Hoje mais tarde eu tenho aula de Tópicos em Inteligência Artificial, e o professor resolveu implementar uma daquelas dinâmicas que colocam a minha ansiedade em órbita: bancas avaliadoras compostas pelos próprios alunos. Funciona assim: enquanto um grupo vai para a frente da sala defender o tema da semana, outro grupo senta na primeira fila com a nobre e ingrata missão de fazer perguntas, avaliar o conteúdo e fingir pleno controle da própria vida acadêmica.

Para uma jovem idozah de 44 anos que já carrega uma preguiça quase divina de fazer qualquer obrigação fora da minha bolha de hiperfoco, a situação beira o tragicômico. Eu sou uma contradição ambulante: tenho uma resistência física a qualquer estudo que venha com carimbo de ‘tarefa obrigatória’, mas quando finalmente crio vergonha na cara, abro o PDF e a curiosidade bate, eu fico completamente absorvido pelas ideias. O problema é que isso só aconteceu no sábado e no domingo.

O detalhe que eleva o desespero a níveis pouco saudáveis é simples: o meu grupo é a primeiríssima banca do semestre. Não temos nenhum histórico prévio de apresentações para balizar o rigor, nenhum exemplo do professor sobre o que ele considera uma arguição justa e absolutamente nenhum parâmetro de comparação. Não sabemos se a postura esperada é a de um revisor implacável de conferência internacional ou a de um colega compreensivo que entende o perrengue de condensar tópicos densos em uma janela minúscula. Haja Sertralina para hoje!

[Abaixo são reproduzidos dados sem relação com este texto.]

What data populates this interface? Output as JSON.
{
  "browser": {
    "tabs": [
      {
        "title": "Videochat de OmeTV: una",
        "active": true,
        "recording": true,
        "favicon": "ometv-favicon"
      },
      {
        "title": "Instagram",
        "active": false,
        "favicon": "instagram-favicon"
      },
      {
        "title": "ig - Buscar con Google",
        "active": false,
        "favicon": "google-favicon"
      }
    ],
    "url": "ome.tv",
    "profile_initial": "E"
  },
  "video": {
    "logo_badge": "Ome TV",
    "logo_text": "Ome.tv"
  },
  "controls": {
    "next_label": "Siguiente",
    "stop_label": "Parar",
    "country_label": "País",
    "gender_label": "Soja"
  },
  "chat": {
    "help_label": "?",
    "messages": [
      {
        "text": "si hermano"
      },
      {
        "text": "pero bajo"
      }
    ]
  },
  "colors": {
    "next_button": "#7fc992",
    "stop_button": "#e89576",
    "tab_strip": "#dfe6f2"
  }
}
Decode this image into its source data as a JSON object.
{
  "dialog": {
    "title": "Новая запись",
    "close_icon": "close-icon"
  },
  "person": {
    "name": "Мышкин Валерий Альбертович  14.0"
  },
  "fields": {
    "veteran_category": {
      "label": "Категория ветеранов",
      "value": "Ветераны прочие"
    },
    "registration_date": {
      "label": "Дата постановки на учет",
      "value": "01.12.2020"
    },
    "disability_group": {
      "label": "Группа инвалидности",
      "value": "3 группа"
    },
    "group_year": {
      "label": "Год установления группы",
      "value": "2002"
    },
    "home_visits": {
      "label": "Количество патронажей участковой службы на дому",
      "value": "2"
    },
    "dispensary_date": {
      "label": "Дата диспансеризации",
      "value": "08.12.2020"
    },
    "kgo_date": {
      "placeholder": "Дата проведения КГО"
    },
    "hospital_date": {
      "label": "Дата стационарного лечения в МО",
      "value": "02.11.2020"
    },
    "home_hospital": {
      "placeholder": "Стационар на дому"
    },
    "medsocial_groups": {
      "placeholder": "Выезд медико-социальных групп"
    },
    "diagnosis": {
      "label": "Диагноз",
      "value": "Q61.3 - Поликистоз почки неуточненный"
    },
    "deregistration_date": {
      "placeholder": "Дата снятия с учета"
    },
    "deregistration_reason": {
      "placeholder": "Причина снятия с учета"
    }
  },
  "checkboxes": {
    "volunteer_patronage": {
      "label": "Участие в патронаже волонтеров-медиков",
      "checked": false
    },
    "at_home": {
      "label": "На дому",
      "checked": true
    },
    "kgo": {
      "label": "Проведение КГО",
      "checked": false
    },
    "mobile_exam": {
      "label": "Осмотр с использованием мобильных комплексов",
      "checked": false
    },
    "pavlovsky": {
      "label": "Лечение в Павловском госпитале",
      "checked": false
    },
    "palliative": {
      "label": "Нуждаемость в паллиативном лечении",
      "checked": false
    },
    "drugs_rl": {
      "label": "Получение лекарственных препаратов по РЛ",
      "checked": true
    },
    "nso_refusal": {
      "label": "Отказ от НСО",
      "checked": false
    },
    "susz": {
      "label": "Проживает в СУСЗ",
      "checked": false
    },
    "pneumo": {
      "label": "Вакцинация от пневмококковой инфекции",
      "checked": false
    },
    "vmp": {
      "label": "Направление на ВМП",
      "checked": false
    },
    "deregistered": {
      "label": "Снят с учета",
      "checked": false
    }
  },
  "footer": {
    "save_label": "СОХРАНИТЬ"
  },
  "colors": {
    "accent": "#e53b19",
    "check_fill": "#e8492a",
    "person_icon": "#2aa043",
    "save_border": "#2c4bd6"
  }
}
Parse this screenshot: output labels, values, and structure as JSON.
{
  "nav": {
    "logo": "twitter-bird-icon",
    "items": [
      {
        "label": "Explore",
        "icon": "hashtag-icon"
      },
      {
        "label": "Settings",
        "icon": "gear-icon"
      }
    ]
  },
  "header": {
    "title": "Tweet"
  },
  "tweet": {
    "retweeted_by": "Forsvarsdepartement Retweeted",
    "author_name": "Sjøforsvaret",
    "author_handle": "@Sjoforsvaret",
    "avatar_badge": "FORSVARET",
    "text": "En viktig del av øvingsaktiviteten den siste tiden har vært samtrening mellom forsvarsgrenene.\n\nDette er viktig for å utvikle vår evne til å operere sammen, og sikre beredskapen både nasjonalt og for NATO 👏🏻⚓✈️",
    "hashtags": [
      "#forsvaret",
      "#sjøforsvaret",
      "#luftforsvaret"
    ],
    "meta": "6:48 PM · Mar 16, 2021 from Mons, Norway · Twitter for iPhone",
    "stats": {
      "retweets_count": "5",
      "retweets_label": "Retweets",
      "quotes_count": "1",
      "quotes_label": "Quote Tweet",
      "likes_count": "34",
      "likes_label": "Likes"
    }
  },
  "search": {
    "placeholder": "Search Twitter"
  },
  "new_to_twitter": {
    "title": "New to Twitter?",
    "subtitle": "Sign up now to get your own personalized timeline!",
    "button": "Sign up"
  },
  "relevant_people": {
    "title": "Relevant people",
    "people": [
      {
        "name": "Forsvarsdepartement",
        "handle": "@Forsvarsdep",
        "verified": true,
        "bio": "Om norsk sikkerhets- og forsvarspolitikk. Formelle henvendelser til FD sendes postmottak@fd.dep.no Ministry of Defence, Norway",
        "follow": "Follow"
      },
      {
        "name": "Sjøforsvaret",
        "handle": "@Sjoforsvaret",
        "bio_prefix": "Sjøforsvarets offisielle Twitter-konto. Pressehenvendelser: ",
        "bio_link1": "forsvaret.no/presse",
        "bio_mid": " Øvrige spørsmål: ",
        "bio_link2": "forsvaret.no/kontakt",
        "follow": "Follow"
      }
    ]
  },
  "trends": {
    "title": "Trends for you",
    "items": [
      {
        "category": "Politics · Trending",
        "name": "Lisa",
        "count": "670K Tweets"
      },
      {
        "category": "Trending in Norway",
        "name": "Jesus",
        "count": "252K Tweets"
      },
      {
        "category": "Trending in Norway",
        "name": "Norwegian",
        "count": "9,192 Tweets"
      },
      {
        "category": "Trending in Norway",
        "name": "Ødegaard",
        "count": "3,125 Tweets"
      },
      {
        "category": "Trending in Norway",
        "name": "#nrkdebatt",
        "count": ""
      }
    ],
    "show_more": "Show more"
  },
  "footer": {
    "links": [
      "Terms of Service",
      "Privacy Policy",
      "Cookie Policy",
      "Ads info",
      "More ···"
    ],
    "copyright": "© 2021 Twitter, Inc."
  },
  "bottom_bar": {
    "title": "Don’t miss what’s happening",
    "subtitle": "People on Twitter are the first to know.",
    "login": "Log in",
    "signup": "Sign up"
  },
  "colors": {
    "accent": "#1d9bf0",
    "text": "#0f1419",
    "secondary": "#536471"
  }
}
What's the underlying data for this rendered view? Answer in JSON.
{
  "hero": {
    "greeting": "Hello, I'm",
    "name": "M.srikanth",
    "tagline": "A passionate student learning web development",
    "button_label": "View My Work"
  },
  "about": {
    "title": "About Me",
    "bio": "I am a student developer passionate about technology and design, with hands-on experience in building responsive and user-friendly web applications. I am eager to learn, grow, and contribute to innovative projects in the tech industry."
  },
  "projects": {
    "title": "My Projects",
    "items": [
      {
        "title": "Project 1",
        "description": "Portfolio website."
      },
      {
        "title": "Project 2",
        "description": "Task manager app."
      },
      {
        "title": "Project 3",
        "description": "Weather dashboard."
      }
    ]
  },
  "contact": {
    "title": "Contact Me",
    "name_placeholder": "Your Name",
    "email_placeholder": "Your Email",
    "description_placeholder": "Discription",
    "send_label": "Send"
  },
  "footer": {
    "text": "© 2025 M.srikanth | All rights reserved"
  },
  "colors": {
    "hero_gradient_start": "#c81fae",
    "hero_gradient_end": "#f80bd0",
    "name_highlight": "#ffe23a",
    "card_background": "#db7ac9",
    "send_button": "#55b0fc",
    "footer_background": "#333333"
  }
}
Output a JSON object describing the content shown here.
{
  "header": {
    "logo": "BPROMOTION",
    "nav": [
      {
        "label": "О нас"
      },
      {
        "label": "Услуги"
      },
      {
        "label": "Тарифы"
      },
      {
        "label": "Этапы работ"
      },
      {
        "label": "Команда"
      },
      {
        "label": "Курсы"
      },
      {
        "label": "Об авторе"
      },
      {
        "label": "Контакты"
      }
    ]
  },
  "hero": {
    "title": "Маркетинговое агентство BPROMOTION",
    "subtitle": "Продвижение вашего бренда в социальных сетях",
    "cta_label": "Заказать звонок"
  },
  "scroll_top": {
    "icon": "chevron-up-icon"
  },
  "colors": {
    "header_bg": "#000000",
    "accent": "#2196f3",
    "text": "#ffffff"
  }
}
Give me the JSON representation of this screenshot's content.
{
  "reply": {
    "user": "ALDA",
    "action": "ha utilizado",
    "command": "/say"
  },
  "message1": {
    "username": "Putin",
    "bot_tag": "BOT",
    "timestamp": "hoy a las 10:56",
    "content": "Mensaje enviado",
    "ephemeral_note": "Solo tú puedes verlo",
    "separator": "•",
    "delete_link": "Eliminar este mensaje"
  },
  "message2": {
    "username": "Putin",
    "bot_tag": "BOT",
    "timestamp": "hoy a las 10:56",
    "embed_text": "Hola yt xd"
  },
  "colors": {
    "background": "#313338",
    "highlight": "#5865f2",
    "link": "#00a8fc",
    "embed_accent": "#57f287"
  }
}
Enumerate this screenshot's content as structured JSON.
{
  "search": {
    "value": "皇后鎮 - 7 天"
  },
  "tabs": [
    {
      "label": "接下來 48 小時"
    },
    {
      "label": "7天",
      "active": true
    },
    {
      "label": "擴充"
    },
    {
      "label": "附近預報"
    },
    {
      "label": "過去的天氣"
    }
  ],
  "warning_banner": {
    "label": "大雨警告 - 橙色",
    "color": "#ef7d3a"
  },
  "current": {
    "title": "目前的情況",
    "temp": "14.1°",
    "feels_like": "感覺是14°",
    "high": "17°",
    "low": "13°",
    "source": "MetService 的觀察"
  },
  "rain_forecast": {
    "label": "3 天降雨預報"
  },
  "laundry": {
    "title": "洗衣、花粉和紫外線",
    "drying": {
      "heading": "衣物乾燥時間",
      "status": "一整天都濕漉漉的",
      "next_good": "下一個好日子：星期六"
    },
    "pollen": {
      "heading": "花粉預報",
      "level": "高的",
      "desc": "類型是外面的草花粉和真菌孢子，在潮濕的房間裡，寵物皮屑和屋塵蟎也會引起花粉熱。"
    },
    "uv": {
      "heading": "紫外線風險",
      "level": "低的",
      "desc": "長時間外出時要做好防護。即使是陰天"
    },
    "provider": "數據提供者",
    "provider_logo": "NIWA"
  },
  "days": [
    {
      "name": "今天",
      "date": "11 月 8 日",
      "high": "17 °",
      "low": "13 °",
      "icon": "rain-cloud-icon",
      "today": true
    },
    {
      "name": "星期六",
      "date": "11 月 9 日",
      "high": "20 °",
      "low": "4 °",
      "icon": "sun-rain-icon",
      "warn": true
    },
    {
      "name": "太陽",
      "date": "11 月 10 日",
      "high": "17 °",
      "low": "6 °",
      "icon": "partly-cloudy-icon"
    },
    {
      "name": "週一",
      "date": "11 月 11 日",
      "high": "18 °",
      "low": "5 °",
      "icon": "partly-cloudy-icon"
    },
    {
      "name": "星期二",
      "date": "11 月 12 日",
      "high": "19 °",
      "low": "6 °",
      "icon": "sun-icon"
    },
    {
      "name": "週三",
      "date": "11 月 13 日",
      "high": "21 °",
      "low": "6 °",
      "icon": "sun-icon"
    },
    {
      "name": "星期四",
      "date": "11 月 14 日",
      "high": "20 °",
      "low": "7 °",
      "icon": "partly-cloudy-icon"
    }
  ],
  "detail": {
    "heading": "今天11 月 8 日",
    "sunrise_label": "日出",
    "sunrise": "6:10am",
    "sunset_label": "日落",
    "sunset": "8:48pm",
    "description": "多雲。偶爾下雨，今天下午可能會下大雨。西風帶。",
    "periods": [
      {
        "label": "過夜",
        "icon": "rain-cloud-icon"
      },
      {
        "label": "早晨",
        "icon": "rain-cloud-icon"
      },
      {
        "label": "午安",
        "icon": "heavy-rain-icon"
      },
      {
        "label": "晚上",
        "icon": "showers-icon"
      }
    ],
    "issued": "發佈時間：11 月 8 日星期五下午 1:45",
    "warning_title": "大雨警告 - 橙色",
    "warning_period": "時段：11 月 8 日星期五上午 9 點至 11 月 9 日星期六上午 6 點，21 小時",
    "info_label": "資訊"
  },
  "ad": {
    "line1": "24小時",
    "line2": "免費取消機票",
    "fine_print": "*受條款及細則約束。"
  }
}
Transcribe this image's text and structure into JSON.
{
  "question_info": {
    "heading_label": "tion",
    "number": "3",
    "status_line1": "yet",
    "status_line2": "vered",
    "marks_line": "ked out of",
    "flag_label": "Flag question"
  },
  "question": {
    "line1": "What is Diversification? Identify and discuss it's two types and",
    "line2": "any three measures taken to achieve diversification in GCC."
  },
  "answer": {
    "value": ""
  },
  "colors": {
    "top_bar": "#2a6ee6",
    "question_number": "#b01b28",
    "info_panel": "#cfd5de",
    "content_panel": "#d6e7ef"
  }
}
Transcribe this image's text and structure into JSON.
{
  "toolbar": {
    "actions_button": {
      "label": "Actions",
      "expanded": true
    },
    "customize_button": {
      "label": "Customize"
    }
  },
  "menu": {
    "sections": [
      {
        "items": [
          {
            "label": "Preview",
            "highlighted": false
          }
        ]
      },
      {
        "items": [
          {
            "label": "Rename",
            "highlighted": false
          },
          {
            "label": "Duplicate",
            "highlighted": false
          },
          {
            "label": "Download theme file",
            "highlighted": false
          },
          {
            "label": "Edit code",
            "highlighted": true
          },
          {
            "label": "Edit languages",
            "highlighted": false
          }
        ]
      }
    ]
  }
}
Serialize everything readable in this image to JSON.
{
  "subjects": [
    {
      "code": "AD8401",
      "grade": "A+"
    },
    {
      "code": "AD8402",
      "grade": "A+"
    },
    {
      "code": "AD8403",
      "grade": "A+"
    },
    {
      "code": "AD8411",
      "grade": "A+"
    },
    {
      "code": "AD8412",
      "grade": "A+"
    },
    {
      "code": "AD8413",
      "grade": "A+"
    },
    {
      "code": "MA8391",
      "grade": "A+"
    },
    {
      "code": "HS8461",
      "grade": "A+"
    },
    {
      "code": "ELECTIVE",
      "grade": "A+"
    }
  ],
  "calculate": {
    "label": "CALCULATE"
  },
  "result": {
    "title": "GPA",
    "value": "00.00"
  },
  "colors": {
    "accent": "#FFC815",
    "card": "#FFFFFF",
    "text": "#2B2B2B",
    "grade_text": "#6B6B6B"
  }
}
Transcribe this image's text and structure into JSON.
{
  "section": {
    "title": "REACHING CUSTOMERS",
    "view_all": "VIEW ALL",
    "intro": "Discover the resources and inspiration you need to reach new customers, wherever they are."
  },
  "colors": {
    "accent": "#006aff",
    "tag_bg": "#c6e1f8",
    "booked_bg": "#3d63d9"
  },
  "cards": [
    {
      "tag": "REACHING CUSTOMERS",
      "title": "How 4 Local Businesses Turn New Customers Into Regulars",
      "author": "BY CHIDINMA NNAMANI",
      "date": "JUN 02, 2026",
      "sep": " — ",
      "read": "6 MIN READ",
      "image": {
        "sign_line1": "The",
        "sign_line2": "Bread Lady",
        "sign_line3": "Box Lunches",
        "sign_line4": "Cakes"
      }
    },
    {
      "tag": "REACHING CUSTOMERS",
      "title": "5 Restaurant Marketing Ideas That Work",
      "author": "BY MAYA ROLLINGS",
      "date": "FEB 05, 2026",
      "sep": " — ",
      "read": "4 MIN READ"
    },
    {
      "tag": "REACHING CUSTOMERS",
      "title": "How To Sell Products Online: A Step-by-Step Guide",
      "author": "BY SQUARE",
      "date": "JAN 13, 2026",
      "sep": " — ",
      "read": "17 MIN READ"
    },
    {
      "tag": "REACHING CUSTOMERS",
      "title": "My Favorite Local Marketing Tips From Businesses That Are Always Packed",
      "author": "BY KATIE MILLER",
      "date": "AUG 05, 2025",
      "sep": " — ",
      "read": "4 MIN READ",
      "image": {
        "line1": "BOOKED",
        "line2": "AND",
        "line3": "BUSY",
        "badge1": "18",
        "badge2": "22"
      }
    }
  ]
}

E a pauta de hoje é daquelas pesadas. Dois grupos de colegas vão apresentar temas fundamentais e complementares da base clássica e moderna de IA: o primeiro grupo falará sobre agentes racionais, percepção, ação, ambiente e a fronteira entre comportamento reativo e planejado; o segundo grupo entrará de cabeça na resolução de problemas como busca em espaço de estados, representação em grafos e a temida maldição da dimensionalidade.

O desafio deles não é trivial: tiveram apenas uma semana para digerir capítulos inteiros do clássico livro de IA do Russell e Norvig 1, cruzar com a visão moderna de arquiteturas autônomas do LeCun 2, e montar algo palatável para vinte minutos de fala. E o meu lado na banca também não é nada confortável. Na teoria, a turma teve uma semana; na prática da vida real, eu só consegui sentar para ler e tentar entender esse caminhão de conceitos no fim de semana. Não tenho como fingir um domínio narrativo enciclopédico ou bancar a especialista em algo que li anteontem à base de café, coca-cola e joguinhos.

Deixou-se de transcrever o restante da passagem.